The three-quarter percent cut in interest rates announced by the Federal Reserve Bank could substantially lower mortgage rates. The stimulus package, depending on what’s inside, could slip new buying power into consumer wallets.
Savers, on the other hand, could be looking at skimpy returns as certificates of deposit and similar investments mature over the next few months.
Craig Hart, president of Hart Capital Management Inc., said he does not think much of the stimulus ideas kicking around Washington, D.C., but he expects better things for the mortgage market.
The Internal Revenue Service mailed $300 checks to individuals and $600 to couples in 2001, when the economy was in a quasi-recession, he noted. “It did not do an ounce of good,” Hart said.
But broad tax reform coupled with aggressive interest rate cuts by the Fed helped spur the economic expansion that continued well into 2007, he said.
The $800 per taxpayer suggested by the White House will do little by itself to steady the economy, he said. “The stimulus package looks like a Band-Aid on a patient who is bleeding profusely.”
At a tax-preparation clinic opened for the first time this year at the Numerica Credit Union office at 301 N. Havana St., organizer Stephanie Blumhagen put the benefit of a potential $800 tax rebate in perspective. The earned income tax credits that many clients qualify for returned anywhere from $428 to $4,716 last year, depending on income and household.

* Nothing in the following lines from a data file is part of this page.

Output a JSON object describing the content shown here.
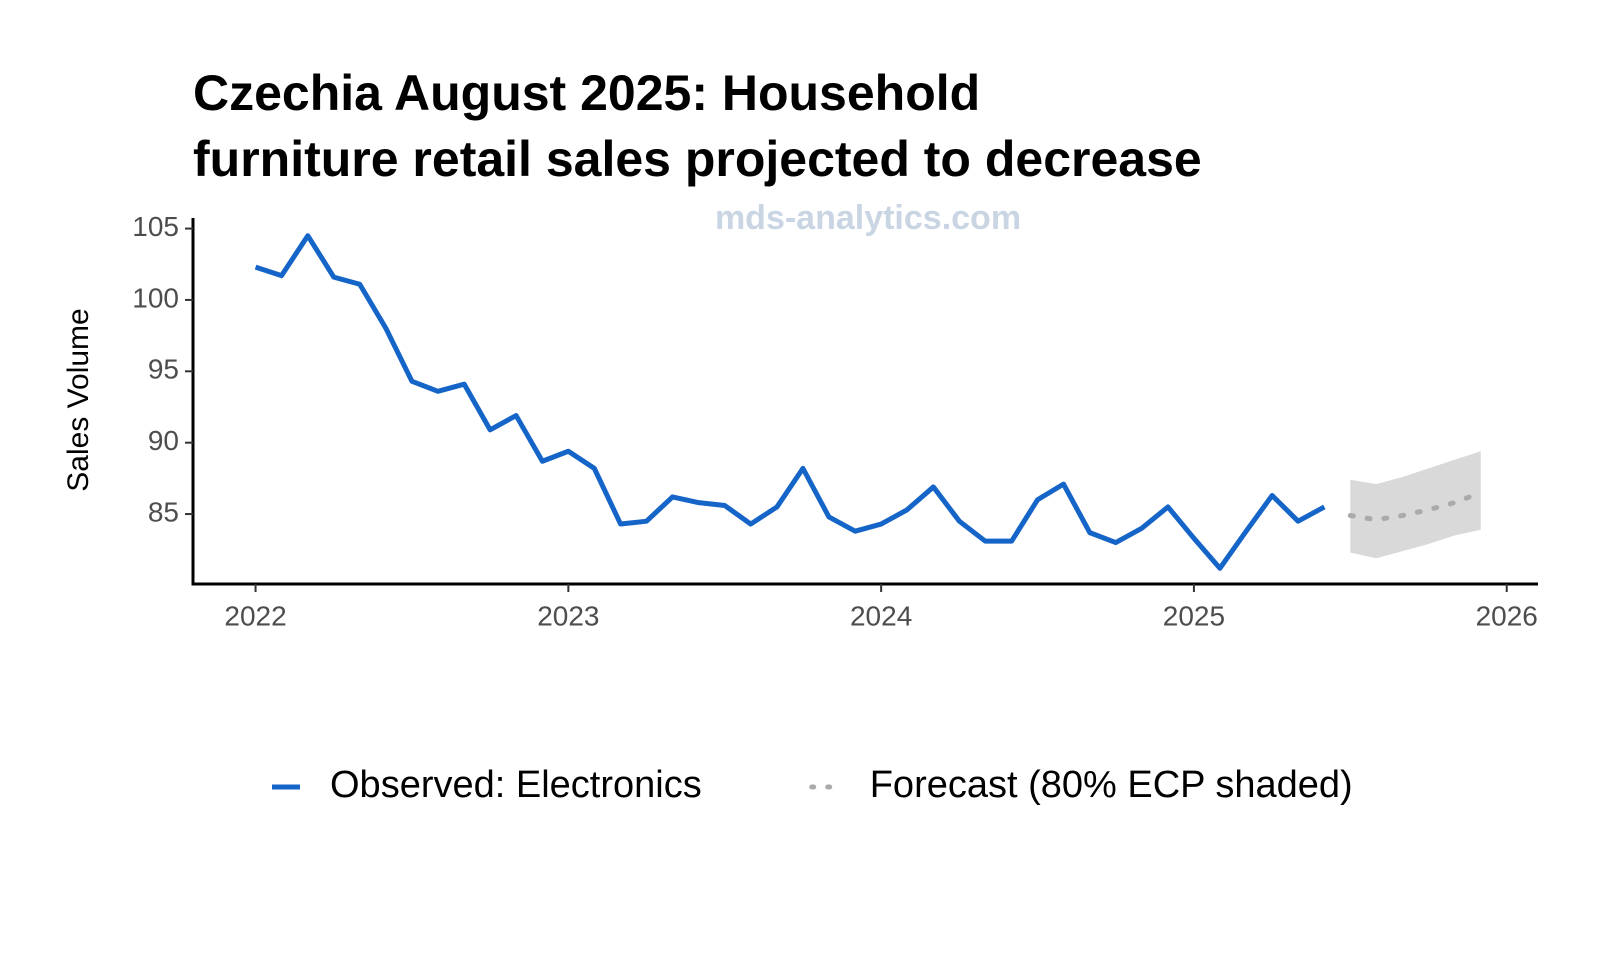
{
  "chart_data": {
    "type": "line",
    "title": [
      "Czechia August 2025: Household",
      "furniture retail sales projected to decrease"
    ],
    "watermark": "mds-analytics.com",
    "ylabel": "Sales Volume",
    "xlim": [
      2021.8,
      2026.1
    ],
    "xticks": [
      2022,
      2023,
      2024,
      2025,
      2026
    ],
    "ylim": [
      80.1,
      105.6
    ],
    "yticks": [
      85,
      90,
      95,
      100,
      105
    ],
    "legend": "bottom",
    "series": [
      {
        "name": "Observed: Electronics",
        "color": "#1565c8",
        "style": "solid",
        "x": [
          2022,
          2022.083,
          2022.167,
          2022.25,
          2022.333,
          2022.417,
          2022.5,
          2022.583,
          2022.667,
          2022.75,
          2022.833,
          2022.917,
          2023,
          2023.083,
          2023.167,
          2023.25,
          2023.333,
          2023.417,
          2023.5,
          2023.583,
          2023.667,
          2023.75,
          2023.833,
          2023.917,
          2024,
          2024.083,
          2024.167,
          2024.25,
          2024.333,
          2024.417,
          2024.5,
          2024.583,
          2024.667,
          2024.75,
          2024.833,
          2024.917,
          2025,
          2025.083,
          2025.167,
          2025.25,
          2025.333,
          2025.417
        ],
        "values": [
          102.3,
          101.7,
          104.5,
          101.6,
          101.1,
          98.0,
          94.3,
          93.6,
          94.1,
          90.9,
          91.9,
          88.7,
          89.4,
          88.2,
          84.3,
          84.5,
          86.2,
          85.8,
          85.6,
          84.3,
          85.5,
          88.2,
          84.8,
          83.8,
          84.3,
          85.3,
          86.9,
          84.5,
          83.1,
          83.1,
          86.0,
          87.1,
          83.7,
          83.0,
          84.0,
          85.5,
          83.3,
          81.2,
          83.8,
          86.3,
          84.5,
          85.5
        ]
      },
      {
        "name": "Forecast (80% ECP shaded)",
        "color": "#aaaaaa",
        "band_color": "#d9d9d9",
        "style": "dotted",
        "x": [
          2025.5,
          2025.583,
          2025.667,
          2025.75,
          2025.833,
          2025.917
        ],
        "values": [
          84.9,
          84.6,
          84.9,
          85.3,
          85.8,
          86.5
        ],
        "lower": [
          82.3,
          81.9,
          82.4,
          82.9,
          83.5,
          83.9
        ],
        "upper": [
          87.4,
          87.1,
          87.6,
          88.2,
          88.8,
          89.4
        ]
      }
    ]
  }
}
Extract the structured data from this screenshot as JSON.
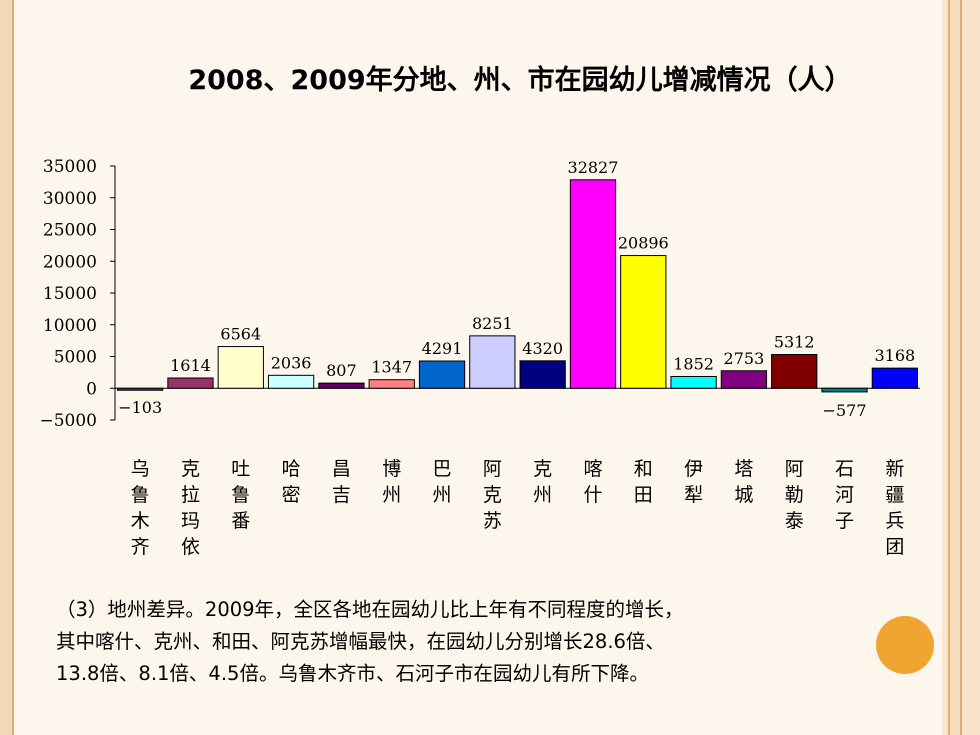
{
  "title": "2008、2009年分地、州、市在园幼儿增减情况（人）",
  "chart_data": {
    "type": "bar",
    "title": "2008、2009年分地、州、市在园幼儿增减情况（人）",
    "ylim": [
      -5000,
      35000
    ],
    "yticks": [
      35000,
      30000,
      25000,
      20000,
      15000,
      10000,
      5000,
      0,
      -5000
    ],
    "grid": false,
    "categories": [
      "乌鲁木齐",
      "克拉玛依",
      "吐鲁番",
      "哈密",
      "昌吉",
      "博州",
      "巴州",
      "阿克苏",
      "克州",
      "喀什",
      "和田",
      "伊犁",
      "塔城",
      "阿勒泰",
      "石河子",
      "新疆兵团"
    ],
    "values": [
      -103,
      1614,
      6564,
      2036,
      807,
      1347,
      4291,
      8251,
      4320,
      32827,
      20896,
      1852,
      2753,
      5312,
      -577,
      3168
    ],
    "colors": [
      "#3f3f8f",
      "#993366",
      "#ffffcc",
      "#ccffff",
      "#660066",
      "#ff8080",
      "#0066cc",
      "#ccccff",
      "#000080",
      "#ff00ff",
      "#ffff00",
      "#00ffff",
      "#800080",
      "#800000",
      "#008080",
      "#0000ff"
    ]
  },
  "body": {
    "line1": "（3）地州差异。2009年，全区各地在园幼儿比上年有不同程度的增长，",
    "line2": "其中喀什、克州、和田、阿克苏增幅最快，在园幼儿分别增长28.6倍、",
    "line3": "13.8倍、8.1倍、4.5倍。乌鲁木齐市、石河子市在园幼儿有所下降。"
  }
}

The news for consumers looking for a new mortgage could not be much better. Hart said rates on 30-year mortgages typically run about 1 percent to 1.5 percent above the interest rate on 10-year Treasury bonds. Tuesday, those securities traded at prices that convert to a rate slightly less than 4 percent, so 30-year mortgages should continue moving to a rate near 5 percent, he said. Rates last week had dropped to 5.7 percent.
A homeowner with a $200,000 mortgage at 5.70 percent, for example, would pay about $90 per month less if the rate fell to 5 percent.
At AmericanWest Bank, President Robert Daugherty said he has already seen some 15-year mortgages offered with adjustable rates in the mid-4 percent range. Homeowners with good credit may be able to refinance 6 percent-plus mortgages at rates as much as 1.5 percent lower than what they pay now, he said.
But once-popular 30-year adjustable-rate mortgages have all but disappeared, he said. Nationally, rate adjustments are forcing many of those buyers into foreclosure.
Experts quoted by the Associated Press said the rate cut may be a lifeline for those who can qualify for refinancing. But they add the opportunity may be short-lived if the Fed action does what economists hope it will do; steer the nation away from recession.
Inland Northwest Bank Executive Vice President Chris Jurey said borrowers will benefit from the Fed move, but not by a full three-quarters percent. Savers, like those holding $100 million in INB CDs, face a less-happy future as those instruments reset with lower returns.
For the mostly conservatively managed regional banks in the area, Jurey added, the Fed cut will have only a short-term effect on performance.